The second rule is that crisis-racked firms should redouble their focus on their customers.
Now we’ve gone beyond the normal activities of crisis management, or crisis communications. In the case of the leaking well, all the stakeholders, from the crew and families of the sunken rig to the people who live and work along the shores of the eastern Gulf of Mexico, to company shareholders, to politicians, have been seriously affected.

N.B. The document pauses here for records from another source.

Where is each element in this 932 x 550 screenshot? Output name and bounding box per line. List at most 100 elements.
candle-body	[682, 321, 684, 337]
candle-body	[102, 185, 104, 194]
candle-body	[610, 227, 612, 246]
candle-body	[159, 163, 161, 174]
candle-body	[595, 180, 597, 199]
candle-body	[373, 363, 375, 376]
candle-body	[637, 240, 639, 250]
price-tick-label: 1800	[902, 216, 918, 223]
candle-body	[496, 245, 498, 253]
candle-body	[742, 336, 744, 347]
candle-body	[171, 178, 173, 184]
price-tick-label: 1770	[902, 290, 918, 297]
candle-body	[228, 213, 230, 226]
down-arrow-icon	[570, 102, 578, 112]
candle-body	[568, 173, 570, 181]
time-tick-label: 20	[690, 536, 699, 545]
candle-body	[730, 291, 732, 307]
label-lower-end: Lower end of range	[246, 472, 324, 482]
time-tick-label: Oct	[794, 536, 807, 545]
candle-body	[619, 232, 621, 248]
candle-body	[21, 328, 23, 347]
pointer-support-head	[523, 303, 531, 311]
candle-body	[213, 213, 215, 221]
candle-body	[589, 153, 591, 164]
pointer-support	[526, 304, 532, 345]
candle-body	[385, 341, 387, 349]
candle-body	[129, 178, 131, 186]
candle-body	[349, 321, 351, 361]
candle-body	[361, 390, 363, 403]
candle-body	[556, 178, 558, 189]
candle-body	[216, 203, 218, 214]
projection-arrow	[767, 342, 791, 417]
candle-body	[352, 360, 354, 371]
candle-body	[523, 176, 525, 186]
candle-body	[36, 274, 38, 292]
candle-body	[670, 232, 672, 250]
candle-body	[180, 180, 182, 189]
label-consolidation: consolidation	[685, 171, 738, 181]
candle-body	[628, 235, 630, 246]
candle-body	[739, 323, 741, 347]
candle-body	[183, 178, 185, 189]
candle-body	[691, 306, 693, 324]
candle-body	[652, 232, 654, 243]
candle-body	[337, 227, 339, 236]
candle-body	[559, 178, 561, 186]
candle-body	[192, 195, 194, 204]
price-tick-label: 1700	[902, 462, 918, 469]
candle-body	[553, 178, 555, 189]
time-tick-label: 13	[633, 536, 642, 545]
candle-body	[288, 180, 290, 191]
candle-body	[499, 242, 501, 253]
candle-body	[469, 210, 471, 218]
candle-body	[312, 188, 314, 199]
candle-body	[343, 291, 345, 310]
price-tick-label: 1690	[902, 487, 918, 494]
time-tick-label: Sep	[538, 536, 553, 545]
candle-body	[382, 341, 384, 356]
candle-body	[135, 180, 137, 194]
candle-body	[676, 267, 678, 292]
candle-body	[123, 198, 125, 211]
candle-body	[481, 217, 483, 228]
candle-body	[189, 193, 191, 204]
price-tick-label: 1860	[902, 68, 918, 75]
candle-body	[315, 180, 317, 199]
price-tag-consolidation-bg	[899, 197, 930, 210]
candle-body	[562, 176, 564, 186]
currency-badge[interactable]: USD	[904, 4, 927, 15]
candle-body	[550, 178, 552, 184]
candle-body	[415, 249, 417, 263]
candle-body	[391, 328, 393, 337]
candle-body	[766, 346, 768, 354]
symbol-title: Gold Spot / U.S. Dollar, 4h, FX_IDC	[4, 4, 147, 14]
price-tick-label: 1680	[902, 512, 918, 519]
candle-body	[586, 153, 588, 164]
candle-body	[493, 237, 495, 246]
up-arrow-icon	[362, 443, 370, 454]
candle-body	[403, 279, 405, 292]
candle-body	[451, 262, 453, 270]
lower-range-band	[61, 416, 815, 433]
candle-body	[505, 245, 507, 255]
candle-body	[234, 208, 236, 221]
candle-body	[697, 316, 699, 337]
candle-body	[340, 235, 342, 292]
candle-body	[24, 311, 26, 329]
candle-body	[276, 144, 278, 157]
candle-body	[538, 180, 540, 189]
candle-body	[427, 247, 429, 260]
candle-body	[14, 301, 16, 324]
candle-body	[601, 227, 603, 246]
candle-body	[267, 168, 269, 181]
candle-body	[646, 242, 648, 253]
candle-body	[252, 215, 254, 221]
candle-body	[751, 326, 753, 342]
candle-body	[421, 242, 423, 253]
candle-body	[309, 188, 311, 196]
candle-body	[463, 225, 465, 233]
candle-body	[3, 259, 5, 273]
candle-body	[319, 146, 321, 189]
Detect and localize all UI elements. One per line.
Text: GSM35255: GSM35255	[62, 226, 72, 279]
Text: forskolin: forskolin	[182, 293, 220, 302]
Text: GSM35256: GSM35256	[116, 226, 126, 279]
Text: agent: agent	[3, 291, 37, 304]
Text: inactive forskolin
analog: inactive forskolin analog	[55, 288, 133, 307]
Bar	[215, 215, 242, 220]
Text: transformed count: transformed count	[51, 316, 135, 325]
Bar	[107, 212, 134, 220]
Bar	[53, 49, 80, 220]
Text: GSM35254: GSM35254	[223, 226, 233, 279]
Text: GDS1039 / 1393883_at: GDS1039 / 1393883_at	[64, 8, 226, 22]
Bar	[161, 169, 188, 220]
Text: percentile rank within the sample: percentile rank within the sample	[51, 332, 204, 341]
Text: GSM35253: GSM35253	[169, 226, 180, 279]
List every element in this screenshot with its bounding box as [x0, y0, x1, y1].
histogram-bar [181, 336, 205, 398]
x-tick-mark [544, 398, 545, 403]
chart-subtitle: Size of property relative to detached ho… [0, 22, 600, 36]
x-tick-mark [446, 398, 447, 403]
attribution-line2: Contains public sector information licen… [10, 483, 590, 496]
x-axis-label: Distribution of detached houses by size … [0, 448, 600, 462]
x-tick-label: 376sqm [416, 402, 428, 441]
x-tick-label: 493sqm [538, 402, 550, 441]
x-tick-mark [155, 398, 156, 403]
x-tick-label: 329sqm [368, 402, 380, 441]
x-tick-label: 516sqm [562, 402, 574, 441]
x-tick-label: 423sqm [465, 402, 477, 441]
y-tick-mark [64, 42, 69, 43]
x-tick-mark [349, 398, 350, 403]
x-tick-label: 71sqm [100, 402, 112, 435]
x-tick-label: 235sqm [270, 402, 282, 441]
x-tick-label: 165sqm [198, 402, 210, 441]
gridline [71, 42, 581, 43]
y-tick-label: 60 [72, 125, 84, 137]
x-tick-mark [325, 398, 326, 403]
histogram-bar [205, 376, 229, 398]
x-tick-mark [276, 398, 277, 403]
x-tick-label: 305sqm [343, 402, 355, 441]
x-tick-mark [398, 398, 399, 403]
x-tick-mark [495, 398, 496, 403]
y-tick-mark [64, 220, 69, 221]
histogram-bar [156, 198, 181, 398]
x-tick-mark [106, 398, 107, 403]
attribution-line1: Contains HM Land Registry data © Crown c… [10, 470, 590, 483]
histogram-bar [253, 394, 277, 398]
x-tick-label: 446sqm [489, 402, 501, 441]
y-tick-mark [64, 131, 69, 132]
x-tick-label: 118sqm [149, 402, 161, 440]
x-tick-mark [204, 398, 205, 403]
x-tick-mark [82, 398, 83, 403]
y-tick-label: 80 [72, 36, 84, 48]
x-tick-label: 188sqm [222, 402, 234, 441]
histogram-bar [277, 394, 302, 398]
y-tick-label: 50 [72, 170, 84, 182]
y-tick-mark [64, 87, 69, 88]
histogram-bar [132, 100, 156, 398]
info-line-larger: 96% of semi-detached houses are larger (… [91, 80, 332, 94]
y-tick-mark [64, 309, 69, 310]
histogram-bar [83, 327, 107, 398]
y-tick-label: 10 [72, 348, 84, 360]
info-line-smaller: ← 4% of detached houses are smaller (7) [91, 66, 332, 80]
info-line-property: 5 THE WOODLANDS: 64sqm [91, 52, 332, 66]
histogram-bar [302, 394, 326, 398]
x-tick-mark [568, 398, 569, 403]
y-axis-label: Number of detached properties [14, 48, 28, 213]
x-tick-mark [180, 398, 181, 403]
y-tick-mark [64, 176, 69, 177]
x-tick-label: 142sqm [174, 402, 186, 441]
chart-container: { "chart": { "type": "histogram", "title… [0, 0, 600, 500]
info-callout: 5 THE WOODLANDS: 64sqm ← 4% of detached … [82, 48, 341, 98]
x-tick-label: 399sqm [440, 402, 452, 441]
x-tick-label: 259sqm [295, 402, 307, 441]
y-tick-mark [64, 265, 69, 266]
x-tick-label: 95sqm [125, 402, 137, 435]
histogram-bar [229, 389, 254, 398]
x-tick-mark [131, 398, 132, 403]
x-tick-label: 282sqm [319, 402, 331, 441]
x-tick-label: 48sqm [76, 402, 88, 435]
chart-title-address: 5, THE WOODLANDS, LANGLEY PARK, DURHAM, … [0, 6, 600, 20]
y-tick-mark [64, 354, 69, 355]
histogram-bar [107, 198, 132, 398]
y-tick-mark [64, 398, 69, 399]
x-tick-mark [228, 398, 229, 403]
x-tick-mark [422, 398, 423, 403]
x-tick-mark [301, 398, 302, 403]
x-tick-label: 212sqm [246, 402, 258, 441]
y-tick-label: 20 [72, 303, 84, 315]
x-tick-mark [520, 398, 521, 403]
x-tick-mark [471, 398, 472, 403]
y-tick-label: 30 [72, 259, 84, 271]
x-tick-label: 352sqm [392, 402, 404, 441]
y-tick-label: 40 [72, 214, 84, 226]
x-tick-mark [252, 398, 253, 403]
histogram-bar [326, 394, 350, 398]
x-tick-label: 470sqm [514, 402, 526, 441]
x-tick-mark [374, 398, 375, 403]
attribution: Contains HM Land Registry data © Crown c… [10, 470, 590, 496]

It’s not like the Tiger Woods version of the problem which The Economist article actually addresses. It is much more serious for everyone, including BP and Halliburton (which are clients) and Transocean (which is not).
No company operating in the Western business world today will ever be free of intense scrutiny. And so much has been written, broadcast and screamed about what ought to be done, should have been done – including nationalization of the offshore wells and lynching oil company executives – well, Signalwriter isn’t going to add to the load.
Except to ask you to take the long view. (Hard but not impossible.) The real Schumpeter – Joseph Schumpeter, 1883-1950 – wrote:
Every piece of business strategy acquires its true significance only against the background of that process [of Creative Destruction] and within the situation created by it.
The creative destruction of this offshore drilling event is going to massively affect business and regulatory strategies. The event’s going to change companies and regulators too. Will the effects and the changes be revolutionary…or evolutionary? I don’t have the answer; I look forward to taking part in the dialogue.
PS: I certainly expect some readers will take me to the woodshed because I’m wiritng about branding and marketing in the same post as the tragic events which began with the April 20 explosion and fire that sank the Deepwater Horizon rig. So, dear readers: “There’s lots of copy on these subjects – Google it for yourselves.”
3 comments:
Well Richard, I think you've encapsulated what I myself have been trying to express over the past few weeks. This spill will be the turning point in the endgame. The environmental damage and death toll are horrendous (and still counting); that being said, the final analysis will come with hopefully, more empathetic resolve for the sake of mankind and the planet. This may spring forward with more green technologies and eco-friendly energy production -- whilst creating a vacuum in the oil industry...not sure if there really is a "right" or "wrong" way to proceed in this instance as we only have one choice: preservation of the human race. How it plays out in the months and years ahead will determine our ultimate fate -- irregardless of who writes the history books on this one...
Great article, btw --
Peace & Light,
CarolAnnB
Thank you, CarolAnn - I appreciate your insights as always...
You know, the really sad part is the bunch who beat up on the oil companies - while driving their gas-guzzling SUVs at 80+mph. Hmmm - where do they think that gas is coming from?